The cold weather should be behind us now. Instead of cold temperatures, it looks like gardeners will be dealing with some extreme heat this summer, bringing a different set of challenges. Every plant species has heat tolerance limits. When temperatures exceed those limits, plant growth can pause, flowers can fail to set fruit because pollen has been damaged, flavor can be affected, and the storage life of produce can decline.
We can’t do much about the weather, but we can do a few things to help our vegetables and flowers make it through the heat.
Use shade cloth over your sensitive plants, especially tomatoes and peppers. Shade cloth can also extend the harvest of spring planted lettuce into the early weeks of summer. Shade cloth is available in different densities that describe the amount of sunlight the cloth will block. For example, a 20% shade cloth will block 20% of the sunlight. Choose 30% shade to provide a few degrees of protection while also letting through enough light for good plant growth. As a bonus, shade cloth will also protect tomato and pepper fruits from sunscald. Instead of letting the cloth rest directly on your plants, support the cloth high enough above your crops to permit some air circulation so that heat doesn’t build up under the cloth. Hoops for row cover and shade cloth can be purchased, or you can easily improvise hoops and other supports with materials you probably have on hand.
Provide a wind break to protect your veggies and flowers from hot afternoon winds if you garden where afternoon winds are the norm. Trees are a common windbreak, but you can do the same thing in a garden with vertical shade cloth. Use 50% or higher shade cloth, supported vertically on posts or poles for protection from hot winds.
Mulch your soil. We’ve talked about the benefits of mulch for water conservation in the landscape, but most mulches can also cool the soil. Compost, grass clippings, shredded leaves, newspaper, and similar materials are good choices for vegetable gardens and annual flower beds because they can simply be turned under at the end of the season. For trees, shrubs and perennial flower beds, bark nuggets, shredded bark, or other organic options are the best choice because they don’t heat up or hold on to heat as easily as rock or gravel mulch.
Water deeply, but not too frequently. This will encourage deeper rooting of your flowers and vegetables. Deep, infrequent watering is very doable when you’re shading the soil with mulch. Make sure drip emitters are place under the mulch so that all the water you apply reaches the soil instead of being soaked up by the mulch. Water early in the morning if you can, so that flowers and vegetables are well-hydrated and soils are cooled before the heat of the day.
Get the best quality from your fruits, vegetables and cut flowers by harvesting in the morning when temperatures are cool. Bring your produce and flowers indoors as soon as possible to keep them cool and preserve their quality.
I have aphids… I get them every year…. I usually spray them with a spray but this year there are lady bugs trying to help…I have also backed up the spray with a root systemic…. I don’t want to harm the lady bugs but the aphids look like they are winning. What can I use to get rid of the bugs but not the lady bugs?

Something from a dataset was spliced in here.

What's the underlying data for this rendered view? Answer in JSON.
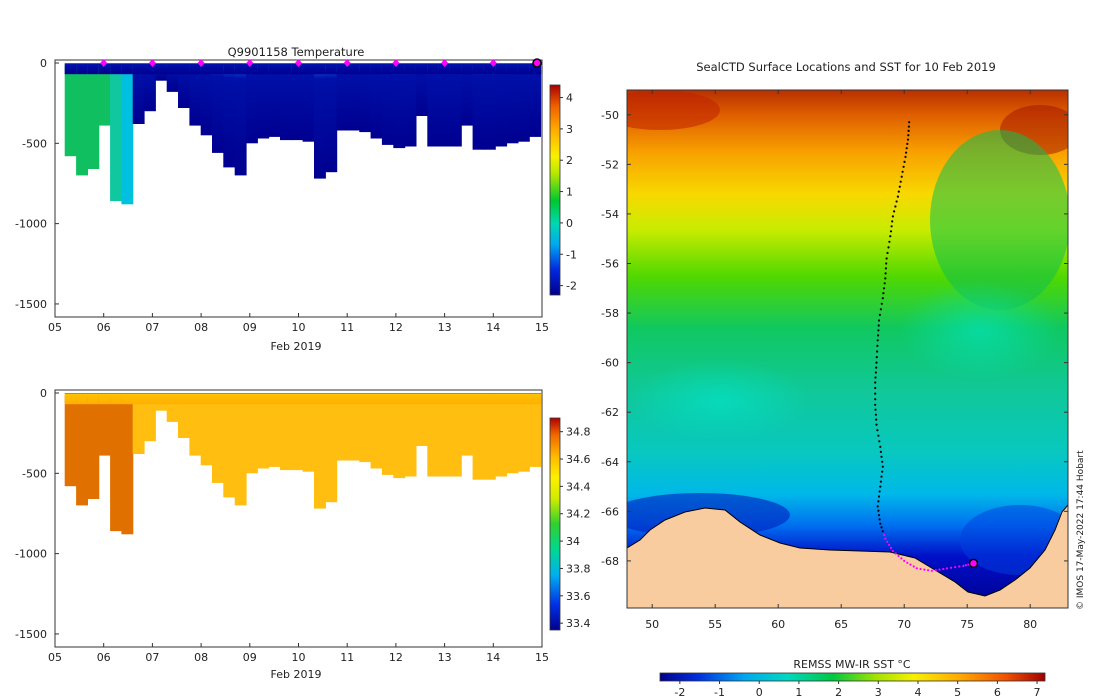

A systemic insecticide can help to protect plants from hungry insects without targeting beneficial insects, if applied properly. When did you apply the systemic to the soil at the base of the shrub? Systemic soil drenches or granules need to be applied with enough time to move through the root system up into the plant before insect pests arrive, usually in very early spring.
Doing a delayed dormant oil spray on all your trees and shrubs when the buds begin to swell can reduce the aphid population in your landscape by suffocating overwintering aphid eggs. When aphids, mites and other insects appear after that time, you can protect beneficial insects by using strong sprays of water or insecticidal soap. Either is safer for pollinators or lady beetle adults but may affect some larvae.
What kind of insecticidal soap should I use?
Purchase a product made specifically for use on plants and avoid the temptation to make your own with items you have available in your kitchen. There are several different brands of Insecticidal soap for sale, and they are all very similar. Garden Safe, Safer, Bonide and Natria are just four of the many brands you can find locally in garden centers.
Any kind of spray with an oil or soap ingredient can scorch plant leaves if the spray is still wet when there are high temperatures, so apply insecticidal soap in the very early morning or in the evening to give the spray enough time dry before the daytime temperatures are high.